【本編完結済みと言ったな、あれは嘘だ 本編改稿中】 混沌怪奇譚 夢幻に生きる者たちよ 作:ラットマンΣ
———今から18年前 アリス10歳の時 勇者の隠れ里にて
勇者の隠れ里では10歳になった時聖剣を引き抜けるかの儀式を行う。
聖剣……星の神の剣は過去の勇者達が戦いに携えていったものが戦闘を経験、学習し、村の中央の大岩に突き刺さる形で復活する。

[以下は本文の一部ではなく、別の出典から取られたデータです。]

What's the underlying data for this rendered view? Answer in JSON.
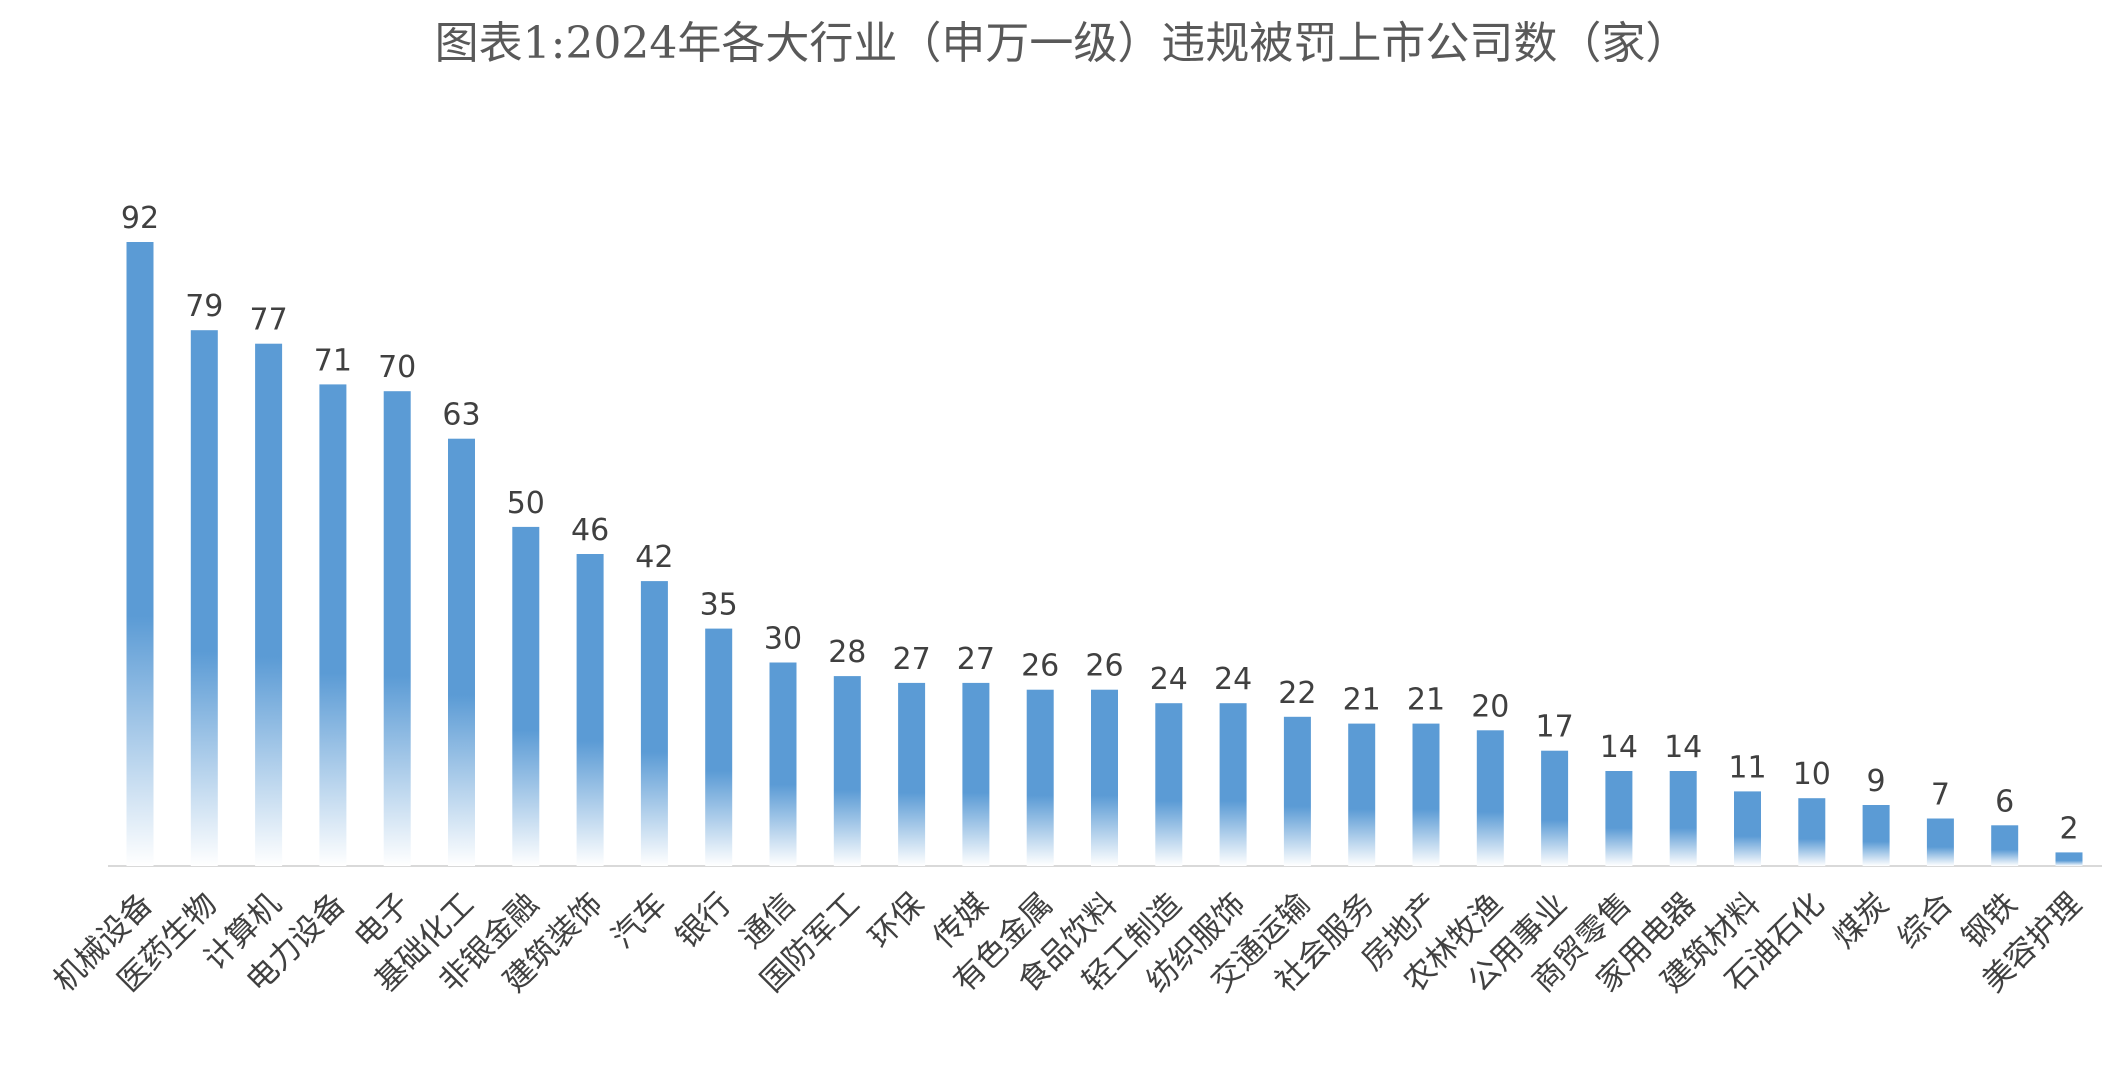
{
  "chart_data": {
    "type": "bar",
    "title": "图表1:2024年各大行业（申万一级）违规被罚上市公司数（家）",
    "xlabel": "",
    "ylabel": "",
    "ylim": [
      0,
      92
    ],
    "grid": false,
    "legend": "none",
    "bar_color_top": "#5B9BD5",
    "bar_color_bottom": "#ffffff",
    "categories": [
      "机械设备",
      "医药生物",
      "计算机",
      "电力设备",
      "电子",
      "基础化工",
      "非银金融",
      "建筑装饰",
      "汽车",
      "银行",
      "通信",
      "国防军工",
      "环保",
      "传媒",
      "有色金属",
      "食品饮料",
      "轻工制造",
      "纺织服饰",
      "交通运输",
      "社会服务",
      "房地产",
      "农林牧渔",
      "公用事业",
      "商贸零售",
      "家用电器",
      "建筑材料",
      "石油石化",
      "煤炭",
      "综合",
      "钢铁",
      "美容护理"
    ],
    "values": [
      92,
      79,
      77,
      71,
      70,
      63,
      50,
      46,
      42,
      35,
      30,
      28,
      27,
      27,
      26,
      26,
      24,
      24,
      22,
      21,
      21,
      20,
      17,
      14,
      14,
      11,
      10,
      9,
      7,
      6,
      2
    ]
  }
}
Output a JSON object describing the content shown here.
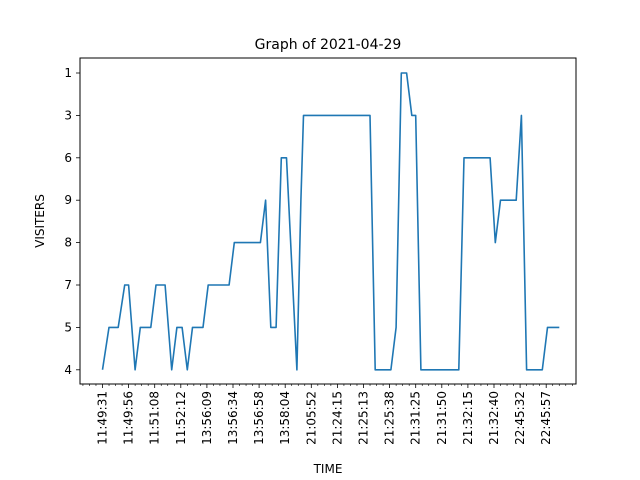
{
  "chart_data": {
    "type": "line",
    "title": "Graph of 2021-04-29",
    "xlabel": "TIME",
    "ylabel": "VISITERS",
    "y_categories_top_to_bottom": [
      "1",
      "3",
      "6",
      "9",
      "8",
      "7",
      "5",
      "4"
    ],
    "x_tick_labels": [
      "11:49:31",
      "11:49:56",
      "11:51:08",
      "11:52:12",
      "13:56:09",
      "13:56:34",
      "13:56:58",
      "13:58:04",
      "21:05:52",
      "21:24:15",
      "21:25:13",
      "21:25:38",
      "21:31:25",
      "21:31:50",
      "21:32:15",
      "21:32:40",
      "22:45:32",
      "22:45:57"
    ],
    "grid": false,
    "legend": "none",
    "series": [
      {
        "color": "#1f77b4",
        "points": [
          [
            0,
            "4"
          ],
          [
            0.25,
            "5"
          ],
          [
            0.6,
            "5"
          ],
          [
            0.85,
            "7"
          ],
          [
            1.0,
            "7"
          ],
          [
            1.25,
            "4"
          ],
          [
            1.45,
            "5"
          ],
          [
            1.85,
            "5"
          ],
          [
            2.05,
            "7"
          ],
          [
            2.4,
            "7"
          ],
          [
            2.65,
            "4"
          ],
          [
            2.85,
            "5"
          ],
          [
            3.05,
            "5"
          ],
          [
            3.25,
            "4"
          ],
          [
            3.45,
            "5"
          ],
          [
            3.85,
            "5"
          ],
          [
            4.05,
            "7"
          ],
          [
            4.85,
            "7"
          ],
          [
            5.05,
            "8"
          ],
          [
            6.05,
            "8"
          ],
          [
            6.25,
            "9"
          ],
          [
            6.45,
            "5"
          ],
          [
            6.65,
            "5"
          ],
          [
            6.85,
            "6"
          ],
          [
            7.05,
            "6"
          ],
          [
            7.45,
            "4"
          ],
          [
            7.6,
            "9"
          ],
          [
            7.7,
            "3"
          ],
          [
            10.25,
            "3"
          ],
          [
            10.45,
            "4"
          ],
          [
            11.05,
            "4"
          ],
          [
            11.25,
            "5"
          ],
          [
            11.45,
            "1"
          ],
          [
            11.65,
            "1"
          ],
          [
            11.85,
            "3"
          ],
          [
            12.0,
            "3"
          ],
          [
            12.2,
            "4"
          ],
          [
            13.65,
            "4"
          ],
          [
            13.85,
            "6"
          ],
          [
            14.85,
            "6"
          ],
          [
            15.05,
            "8"
          ],
          [
            15.25,
            "9"
          ],
          [
            15.85,
            "9"
          ],
          [
            16.05,
            "3"
          ],
          [
            16.25,
            "4"
          ],
          [
            16.85,
            "4"
          ],
          [
            17.05,
            "5"
          ],
          [
            17.5,
            "5"
          ]
        ]
      }
    ],
    "colors": {
      "line": "#1f77b4",
      "axes": "#000000",
      "background": "#ffffff"
    }
  }
}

そうしてその年には私ともう一人儀式を行なったものがいた。
エデだ。
私は……私は聖剣を抜くことができなかった、聖剣に選ばれなかった。
けど、エデは違った。
聖剣を引き抜き煌々たる光を放った。
今まで歴代のどの勇者でも起きなかった現象だった。
それだけじゃない、エデは魔力量も身体能力も異次元だった。
幾億と組み手をし続けた私が断言する、エデは間違いなく歴史上最強の勇者だった。
そしてその人間性も高潔な人だった。
誰にでも優しく、自分より他者を常に優先する。
御伽話に出てくる勇者そのものだった。
……私はそんなエデを死なしてしまった。
ある時隠れ里に一人のいや、一柱の邪神が現れた。
自らを千貌道化のチクタクマンと名乗る道化師姿の女。
チクタクマンは魔皇の為にこの隠れ里を滅ぼしにきた、とだけ告げて殺戮を開始した。
老若男女、大人だろうと子供だろうと関係なくみんな……みんな殺された。
そんな中エデはチクタクマンと戦った。
終始エデの優勢で戦いは運んだが、チクタクマンは不意に私に攻撃を仕掛けてきた。
そして、エデはそれを庇って死んだ……
私に聖剣を託して。
私も死ぬんだと思った、だけどチクタクマンはつまらなそうに私を見てその場を後にした。
……あの時死ぬべきなのはエデじゃなかった!
なのにエデはッ!
隠れ里の人間はほとんど死んだ。
もう次代の勇者は現れない、だから私は
この肉体を器にエデを蘇らせるために!
それが私にできる唯一の償いなのだから……
◇◆◇
「それが冥界に来た理由か」
ジニスが静かに呟く。
フェロウは何も言わない。
当然だ、私は二人を騙し続けた。
最低な女なんだから。
「「馬鹿だな」」
「は?」
二人が揃ってそう言う。
あまりのことに理解ができない。
だって私なんかよりエデの方が勇者の素質がある。
彼女こそ世界を救うべき人間なんだ!
「ま、そのエデの魂に会えばわかるだろうよアホアリス。とりあえず下りるぞ。……あぁ、後それとあんまり自分と他人を比べんなよ」
「たまには良いことを言うではないかジニス。後で酒を奢ってやる」
「いらんわ!」
「けど、私は二人を……」
「はいはいそう言うのいいから早く下る! お前が先頭なんだからな!」
そう言ってジニスは私を急かす。
……わからない、私には一つもわからない。